Fortrex, a nationwide company specializing in food safety and compliance, notified the Idaho Department of Labor on July 1 that 53 employees located in Kuna would be laid off effective July 30, according to the state’s Worker Adjustment and Retraining Notification Act records.
The Idaho Statesman obtained Fortrex’s notification letter sent to the Department of Labor, and it states that the company’s contract with CS Beef Packers in Kuna ended abruptly, and that the termination affects all employees, including food safety sanitors, plant safety specialists, managers and supervisors.
The letter also said that CS Beef Packers would continue its operations with a different food sanitation company.
Fortrex said it was offering an opportunity for laid-off employees to transfer to another Fortrex location within a reasonable commuting distance from the Kuna plant.
“Your separation is not a reflection of you or your work performance for this Company,” the letter read. “The unforeseen business circumstances related to CS Beef Packers’s decision to immediately cease operations at its plant is not something that we anticipated.”

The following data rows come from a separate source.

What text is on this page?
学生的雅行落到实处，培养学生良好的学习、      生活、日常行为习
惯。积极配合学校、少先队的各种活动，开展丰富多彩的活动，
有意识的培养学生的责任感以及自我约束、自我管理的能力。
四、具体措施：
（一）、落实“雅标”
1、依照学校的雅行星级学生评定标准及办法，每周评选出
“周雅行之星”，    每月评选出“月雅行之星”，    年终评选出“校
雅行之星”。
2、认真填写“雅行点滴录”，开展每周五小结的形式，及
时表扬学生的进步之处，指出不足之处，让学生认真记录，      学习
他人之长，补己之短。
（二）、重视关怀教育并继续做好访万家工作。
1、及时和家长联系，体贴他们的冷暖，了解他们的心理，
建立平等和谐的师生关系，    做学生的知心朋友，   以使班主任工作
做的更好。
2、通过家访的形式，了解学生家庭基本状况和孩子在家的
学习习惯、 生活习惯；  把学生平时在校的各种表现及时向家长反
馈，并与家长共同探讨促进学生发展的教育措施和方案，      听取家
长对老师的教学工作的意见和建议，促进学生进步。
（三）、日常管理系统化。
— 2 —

Fortrex provides sanitation, audit readiness, employee training, operation service and regulatory compliance for food plants in most U.S. states, as well as Canada.
CS Beef Packers, which is a partnership between Caviness Beef Packers and J.R. Simplot Company formed in 2015, opened the processing and packaging plant in 2017. The company’s website says it prioritizes quality and food safety utilizing a “state of the art” facility and local cattle procurement.
The Idaho Statesman reached out to Fortrex and CS Beef for comment. Fortrex told the Statesman in an email that it would not comment on the matter, and CS Beef did not immediately respond.